$ar1=array(array('id'=>1,"name"=>"张1","sign"=>""),array('id'=>2,"name"=>"张2","sign"=>""),array('id'=>5,"name"=>"张5","sign"=>""));
$ar2=array(array('id'=>1,"name"=>"张1"),array('id'=>2,"name"=>"张2"));
如果ar2的id与ar1的id相同,那么ar1的sign则复制给1,否则不赋值,怎么解决?

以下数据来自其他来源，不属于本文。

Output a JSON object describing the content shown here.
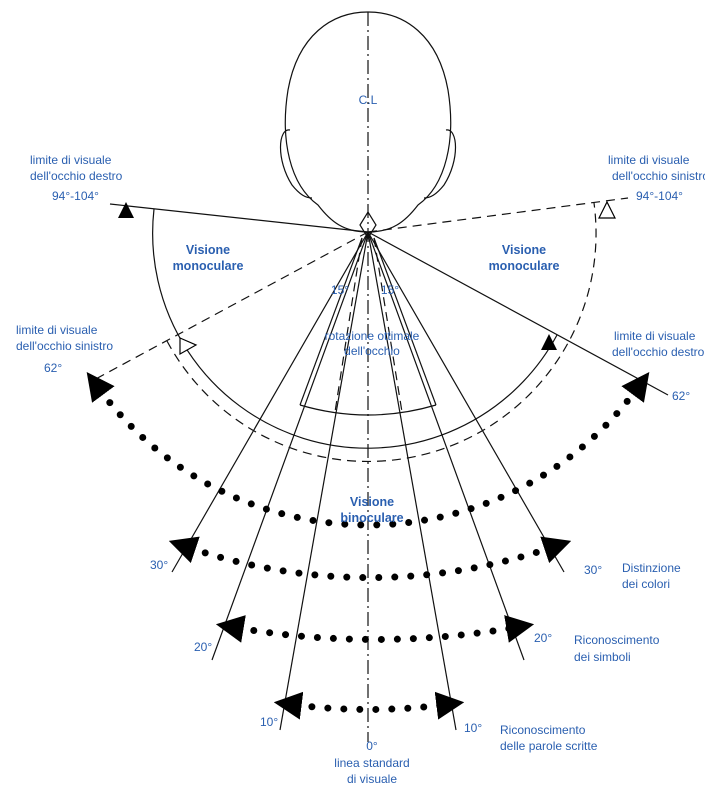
{
  "center_label": "C.L",
  "top_left": {
    "label": [
      "limite di visuale",
      "dell'occhio destro"
    ],
    "angle": "94°-104°"
  },
  "top_right": {
    "label": [
      "limite di visuale",
      "dell'occhio sinistro"
    ],
    "angle": "94°-104°"
  },
  "monocular_left": [
    "Visione",
    "monoculare"
  ],
  "monocular_right": [
    "Visione",
    "monoculare"
  ],
  "mid_left": {
    "label": [
      "limite di visuale",
      "dell'occhio sinistro"
    ],
    "angle": "62°"
  },
  "mid_right": {
    "label": [
      "limite di visuale",
      "dell'occhio destro"
    ],
    "angle": "62°"
  },
  "rotation": {
    "angles": [
      "15°",
      "15°"
    ],
    "label": [
      "rotazione ottimale",
      "dell'occhio"
    ]
  },
  "binocular": [
    "Visione",
    "binoculare"
  ],
  "zones": [
    {
      "angle": "30°",
      "label": [
        "Distinzione",
        "dei colori"
      ]
    },
    {
      "angle": "20°",
      "label": [
        "Riconoscimento",
        "dei simboli"
      ]
    },
    {
      "angle": "10°",
      "label": [
        "Riconoscimento",
        "delle parole scritte"
      ]
    }
  ],
  "standard": {
    "angle": "0°",
    "label": [
      "linea standard",
      "di visuale"
    ]
  }
}
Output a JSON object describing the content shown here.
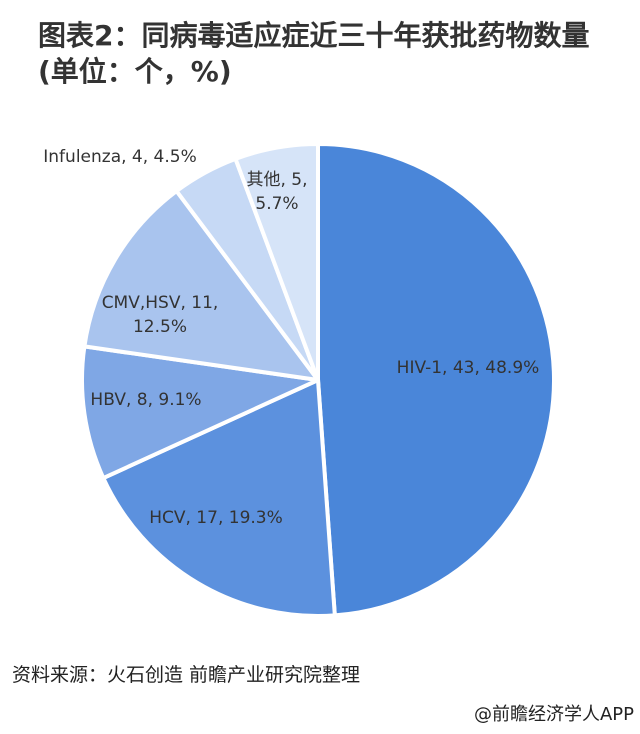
{
  "chart_data": {
    "type": "pie",
    "title": "图表2：同病毒适应症近三十年获批药物数量(单位：个，%)",
    "values": [
      43,
      17,
      8,
      11,
      4,
      5
    ],
    "value_labels": [
      "HIV-1, 43, 48.9%",
      "HCV, 17, 19.3%",
      "HBV, 8, 9.1%",
      "CMV,HSV, 11, 12.5%",
      "Infulenza, 4, 4.5%",
      "其他, 5, 5.7%"
    ],
    "colors": [
      "#4a86d9",
      "#5c91de",
      "#7fa7e5",
      "#a9c4ee",
      "#c6d9f5",
      "#d6e4f8"
    ],
    "source": "资料来源：火石创造 前瞻产业研究院整理",
    "footer": "@前瞻经济学人APP"
  }
}
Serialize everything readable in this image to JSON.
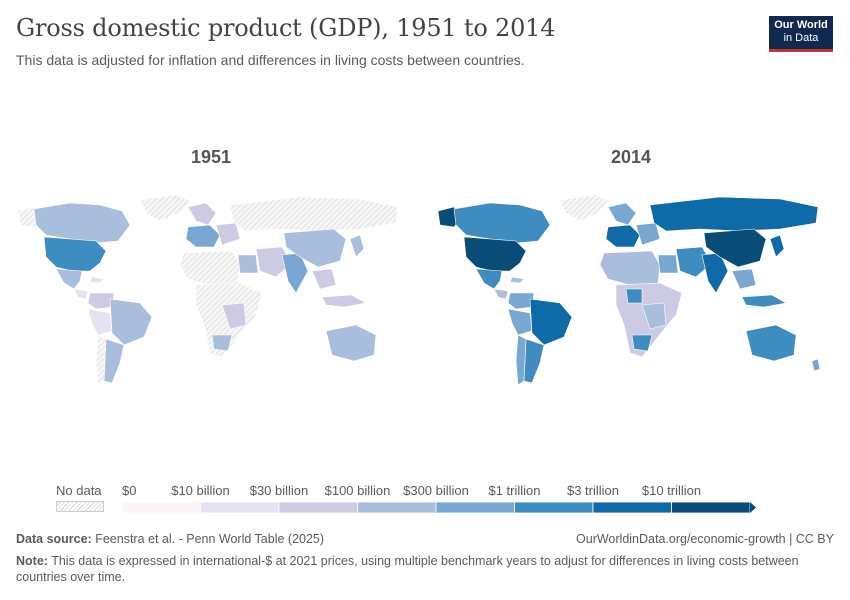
{
  "header": {
    "title": "Gross domestic product (GDP), 1951 to 2014",
    "subtitle": "This data is adjusted for inflation and differences in living costs between countries."
  },
  "logo": {
    "line1": "Our World",
    "line2": "in Data"
  },
  "maps": [
    {
      "year": "1951"
    },
    {
      "year": "2014"
    }
  ],
  "legend": {
    "no_data_label": "No data",
    "bins": [
      {
        "label": "$0",
        "color": "#fdf4fa"
      },
      {
        "label": "$10 billion",
        "color": "#e6e2f1"
      },
      {
        "label": "$30 billion",
        "color": "#cdcbe4"
      },
      {
        "label": "$100 billion",
        "color": "#a9bddd"
      },
      {
        "label": "$300 billion",
        "color": "#78a8d1"
      },
      {
        "label": "$1 trillion",
        "color": "#3f8cc1"
      },
      {
        "label": "$3 trillion",
        "color": "#0f6ba8"
      },
      {
        "label": "$10 trillion",
        "color": "#084c77"
      }
    ]
  },
  "colors": {
    "no_data": "#e9e9e9",
    "bin0": "#fdf4fa",
    "bin1": "#e6e2f1",
    "bin2": "#cdcbe4",
    "bin3": "#a9bddd",
    "bin4": "#78a8d1",
    "bin5": "#3f8cc1",
    "bin6": "#0f6ba8",
    "bin7": "#084c77"
  },
  "footer": {
    "source_label": "Data source:",
    "source_text": "Feenstra et al. - Penn World Table (2025)",
    "url_text": "OurWorldinData.org/economic-growth | CC BY",
    "note_label": "Note:",
    "note_text": "This data is expressed in international-$ at 2021 prices, using multiple benchmark years to adjust for differences in living costs between countries over time."
  }
}
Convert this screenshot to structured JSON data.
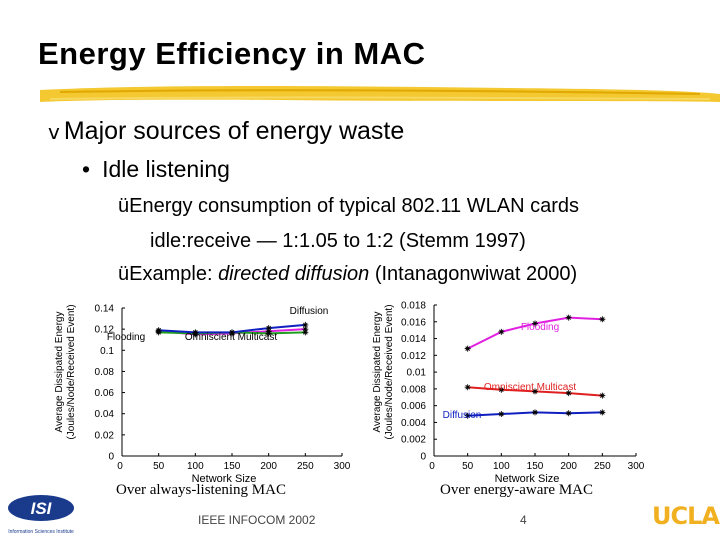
{
  "slide": {
    "title": "Energy Efficiency in MAC",
    "bullet1": "Major sources of energy waste",
    "bullet2": "Idle listening",
    "sub1": "Energy consumption of typical 802.11 WLAN cards",
    "sub1b": "idle:receive — 1:1.05 to 1:2 (Stemm 1997)",
    "sub2_prefix": "Example: ",
    "sub2_italic": "directed diffusion",
    "sub2_suffix": " (Intanagonwiwat 2000)",
    "check": "ü",
    "diamond": "v",
    "dot": "•",
    "footer_conf": "IEEE INFOCOM 2002",
    "footer_page": "4",
    "logo_ucla": "UCLA",
    "logo_isi": "ISI",
    "logo_isi_sub": "Information Sciences Institute"
  },
  "colors": {
    "magenta": "#e020e0",
    "red": "#e02020",
    "blue": "#1020c0",
    "green": "#20a020",
    "logo_gold": "#f0b020"
  },
  "chart_data": [
    {
      "type": "line",
      "title": "Over always-listening MAC",
      "xlabel": "Network Size",
      "ylabel": "Average Dissipated Energy (Joules/Node/Received Event)",
      "xlim": [
        0,
        300
      ],
      "ylim": [
        0,
        0.14
      ],
      "xticks": [
        "0",
        "50",
        "100",
        "150",
        "200",
        "250",
        "300"
      ],
      "yticks": [
        "0",
        "0.02",
        "0.04",
        "0.06",
        "0.08",
        "0.1",
        "0.12",
        "0.14"
      ],
      "series": [
        {
          "name": "Flooding",
          "color": "#e020e0",
          "x": [
            50,
            100,
            150,
            200,
            250
          ],
          "y": [
            0.118,
            0.115,
            0.116,
            0.118,
            0.12
          ]
        },
        {
          "name": "Omniscient Multicast",
          "color": "#20a020",
          "x": [
            50,
            100,
            150,
            200,
            250
          ],
          "y": [
            0.117,
            0.116,
            0.117,
            0.116,
            0.117
          ]
        },
        {
          "name": "Diffusion",
          "color": "#1020c0",
          "x": [
            50,
            100,
            150,
            200,
            250
          ],
          "y": [
            0.119,
            0.117,
            0.117,
            0.121,
            0.124
          ]
        }
      ],
      "annotations": [
        "Diffusion",
        "Flooding",
        "Omniscient Multicast"
      ]
    },
    {
      "type": "line",
      "title": "Over energy-aware MAC",
      "xlabel": "Network Size",
      "ylabel": "Average Dissipated Energy (Joules/Node/Received Event)",
      "xlim": [
        0,
        300
      ],
      "ylim": [
        0,
        0.018
      ],
      "xticks": [
        "0",
        "50",
        "100",
        "150",
        "200",
        "250",
        "300"
      ],
      "yticks": [
        "0",
        "0.002",
        "0.004",
        "0.006",
        "0.008",
        "0.01",
        "0.012",
        "0.014",
        "0.016",
        "0.018"
      ],
      "series": [
        {
          "name": "Flooding",
          "color": "#e020e0",
          "x": [
            50,
            100,
            150,
            200,
            250
          ],
          "y": [
            0.0128,
            0.0148,
            0.0158,
            0.0165,
            0.0163
          ]
        },
        {
          "name": "Omniscient Multicast",
          "color": "#e02020",
          "x": [
            50,
            100,
            150,
            200,
            250
          ],
          "y": [
            0.0082,
            0.0079,
            0.0077,
            0.0075,
            0.0072
          ]
        },
        {
          "name": "Diffusion",
          "color": "#1020c0",
          "x": [
            50,
            100,
            150,
            200,
            250
          ],
          "y": [
            0.0048,
            0.005,
            0.0052,
            0.0051,
            0.0052
          ]
        }
      ],
      "annotations": [
        "Flooding",
        "Omniscient Multicast",
        "Diffusion"
      ]
    }
  ]
}
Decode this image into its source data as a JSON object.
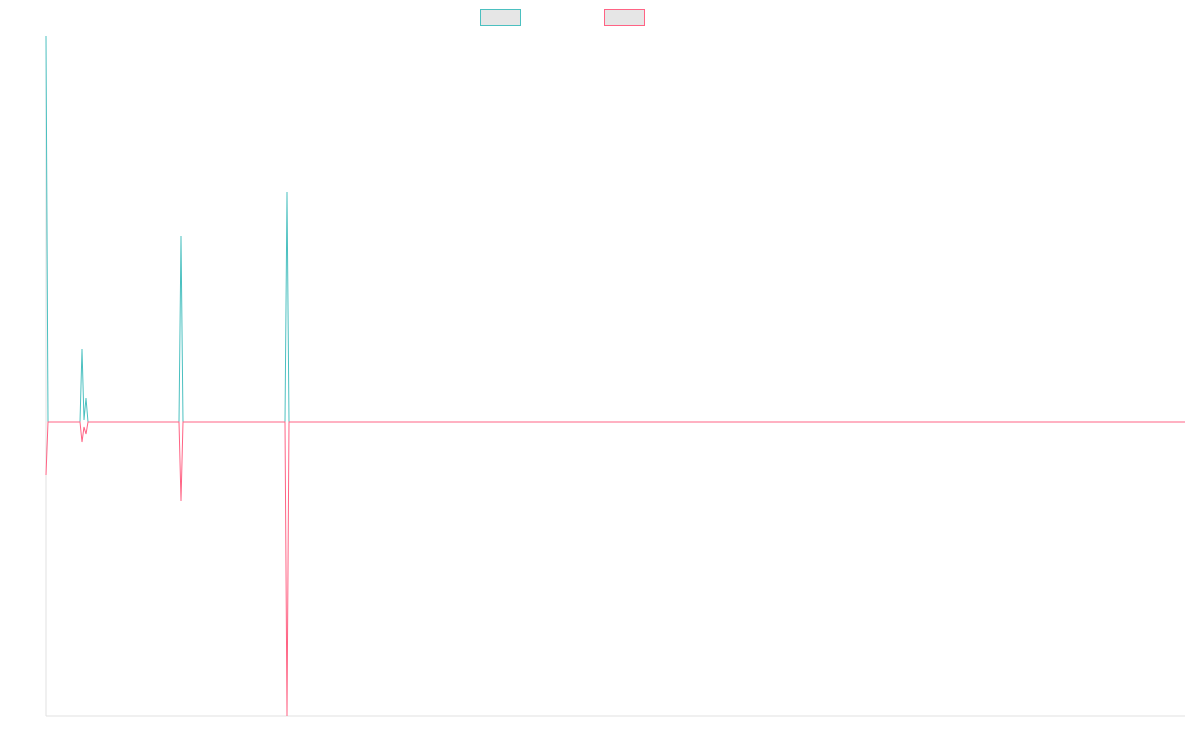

------解决思路----------------------
$ar1=array(array('id'=>1,"name"=>"张1","sign"=>""),array('id'=>2,"name"=>"张2","sign"=>""),array('id'=>5,"name"=>"张5","sign"=>""));
$ar2=array(array('id'=>1,"name"=>"张1"),array('id'=>2,"name"=>"张2"));
//先将 $ar2 规格化一下
foreach($ar2 as $v) $r[$v['id']] = $v;
$ar2 = $r;
//接下来就简单了
foreach($ar1 as &$v) {
if(isset($ar2[$v['id']])) $v['sign'] = 1;
}
print_r($ar1);
Array
(
[0] => Array
(
[id] => 1
[name] => 张1
[sign] => 1
)
[1] => Array
(
[id] => 2
[name] => 张2
[sign] => 1
)
[2] => Array
(
[id] => 5
[name] => 张5
[sign] =>
)
)